A saúde do Brasil encontra-se hoje num estado pior do que a saúde do brasileiro, vítima da insensibilidade crônica dos responsáveis por liberar verbas, alocar recursos e toda a burocracia fazendária que sufoca este país.
Em que pesem as expressivas conquistas econômicas -estabilidade que teria permitido às autoridades um planejamento mais coerente das políticas de saúde-, assistimos perplexos ao retorno de doenças que há muito tinham deixado o dia-a-dia dos brasileiros.
Pouco se investe em prevenção, e as consequências não se fazem esperar: a recente epidemia de sarampo, que atingiu inclusive adultos, mostra claramente o preço pago pela economia irresponsável que corta recursos destinados à vacinação para despendê-los, muitas vezes maiores, no tratamento e na internação de pacientes que poderiam ter sido poupados desses males.
Mesmo a instituição de um novo tributo, fruto de uma vitória pessoal do então ministro Adib Jatene, não foi capaz de minorar esses problemas. A própria população brasileira compreendeu a necessidade da nova taxa, que, embora antipática, surgiu como um sinal de esperança para uma área fundamental para o desenvolvimento deste país.
O que vemos, no entanto, é que esse adicional -a previsão de arrecadação com a CPMF para 1998 é de aproximadamente R$ 7 bilhões- corre o risco de se tornar a parte expressiva dos recursos para a saúde em vez de uma injeção a mais, o que, aliás, era a sua proposta primeira.
Desse modo, iniciamos o último quadrimestre do ano com as piores perspectivas possíveis: cortes orçamentários que podem representar uma redução de mais de 60% nos recursos anteriormente previstos para o próximo ano e que, sem dúvida, se refletirão em todas as áreas de abrangência da saúde, em especial aquelas que necessitam de medicação e acompanhamento clínico especializados e constantes.
É, por exemplo, o caso da Aids, que poderá ter todo o seu complexo de ações comprometido, das campanhas de prevenção e esclarecimento até o tratamento e a internação, de nada adiantando contra isso a lei que garante ao paciente de Aids acesso público e gratuito à terapêutica necessária.
A situação é ainda mais séria quando constatamos que, em caso de interrupção de tratamento ou modificação da droga usada em função da disponibilidade de estoques, o paciente corre o risco de desenvolver resistência precoce a fármacos atualmente disponíveis.

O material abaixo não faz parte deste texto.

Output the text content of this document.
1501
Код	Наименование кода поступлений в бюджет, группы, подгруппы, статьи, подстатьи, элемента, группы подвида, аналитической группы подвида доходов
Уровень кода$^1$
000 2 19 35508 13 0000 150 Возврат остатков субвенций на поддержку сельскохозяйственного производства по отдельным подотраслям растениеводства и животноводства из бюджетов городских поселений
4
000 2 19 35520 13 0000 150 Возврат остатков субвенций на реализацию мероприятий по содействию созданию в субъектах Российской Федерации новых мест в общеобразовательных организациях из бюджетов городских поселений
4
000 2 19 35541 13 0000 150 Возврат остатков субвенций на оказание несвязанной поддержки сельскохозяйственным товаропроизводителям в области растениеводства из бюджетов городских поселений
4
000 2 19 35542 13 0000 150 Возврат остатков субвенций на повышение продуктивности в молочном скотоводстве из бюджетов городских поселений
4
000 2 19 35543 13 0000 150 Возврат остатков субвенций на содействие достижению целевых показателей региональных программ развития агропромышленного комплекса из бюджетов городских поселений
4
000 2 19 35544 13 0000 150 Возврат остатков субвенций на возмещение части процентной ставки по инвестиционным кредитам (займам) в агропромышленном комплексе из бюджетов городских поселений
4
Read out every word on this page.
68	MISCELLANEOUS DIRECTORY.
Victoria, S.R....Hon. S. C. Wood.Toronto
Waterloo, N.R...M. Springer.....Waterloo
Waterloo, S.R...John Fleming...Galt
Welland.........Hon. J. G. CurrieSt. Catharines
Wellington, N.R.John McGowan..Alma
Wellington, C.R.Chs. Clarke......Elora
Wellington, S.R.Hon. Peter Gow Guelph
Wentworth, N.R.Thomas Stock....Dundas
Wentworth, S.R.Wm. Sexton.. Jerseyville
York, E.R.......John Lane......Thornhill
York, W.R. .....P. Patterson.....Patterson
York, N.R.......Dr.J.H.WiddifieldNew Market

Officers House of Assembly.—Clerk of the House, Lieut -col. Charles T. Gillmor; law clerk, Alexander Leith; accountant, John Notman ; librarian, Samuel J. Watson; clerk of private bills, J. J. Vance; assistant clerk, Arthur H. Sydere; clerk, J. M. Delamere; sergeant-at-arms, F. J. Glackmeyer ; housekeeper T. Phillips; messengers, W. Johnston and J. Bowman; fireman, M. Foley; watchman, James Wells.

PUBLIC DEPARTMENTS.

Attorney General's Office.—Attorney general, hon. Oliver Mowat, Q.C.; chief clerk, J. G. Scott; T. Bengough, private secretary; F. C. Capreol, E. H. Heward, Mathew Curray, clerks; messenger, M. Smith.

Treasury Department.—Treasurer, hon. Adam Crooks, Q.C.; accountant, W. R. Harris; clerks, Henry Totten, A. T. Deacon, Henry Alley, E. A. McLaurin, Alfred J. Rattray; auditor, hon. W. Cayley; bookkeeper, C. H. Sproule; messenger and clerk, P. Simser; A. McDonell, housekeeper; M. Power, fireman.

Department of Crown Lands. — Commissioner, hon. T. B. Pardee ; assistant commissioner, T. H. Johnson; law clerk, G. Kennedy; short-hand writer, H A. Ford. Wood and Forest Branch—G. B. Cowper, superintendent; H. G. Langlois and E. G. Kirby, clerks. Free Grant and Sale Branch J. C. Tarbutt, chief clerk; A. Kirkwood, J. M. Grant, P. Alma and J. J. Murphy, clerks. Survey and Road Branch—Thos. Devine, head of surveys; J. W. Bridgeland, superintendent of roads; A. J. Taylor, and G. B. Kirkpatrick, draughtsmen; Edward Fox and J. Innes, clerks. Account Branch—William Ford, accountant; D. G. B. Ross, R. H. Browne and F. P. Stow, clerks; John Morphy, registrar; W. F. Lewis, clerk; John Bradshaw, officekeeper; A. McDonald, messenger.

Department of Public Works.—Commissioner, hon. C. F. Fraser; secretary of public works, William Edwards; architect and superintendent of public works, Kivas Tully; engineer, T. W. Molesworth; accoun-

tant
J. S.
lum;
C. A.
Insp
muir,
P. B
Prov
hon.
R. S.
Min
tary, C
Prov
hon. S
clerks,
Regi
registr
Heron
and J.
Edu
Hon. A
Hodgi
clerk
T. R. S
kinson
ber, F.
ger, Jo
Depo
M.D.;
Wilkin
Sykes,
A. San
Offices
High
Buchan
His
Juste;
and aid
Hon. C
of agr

É o que pode vir a acontecer com os inibidores de protease que compõem parte do "coquetel", caso as autoridades responsáveis pela liberação de recursos não tomem imediatas providências para garantir o abastecimento da rede pública. Mesmo hoje, em certas cidades, esse abastecimento já se encontra em níveis de alto risco, às vezes dependendo de remanejamento e transferências de medicamento de outras localidades.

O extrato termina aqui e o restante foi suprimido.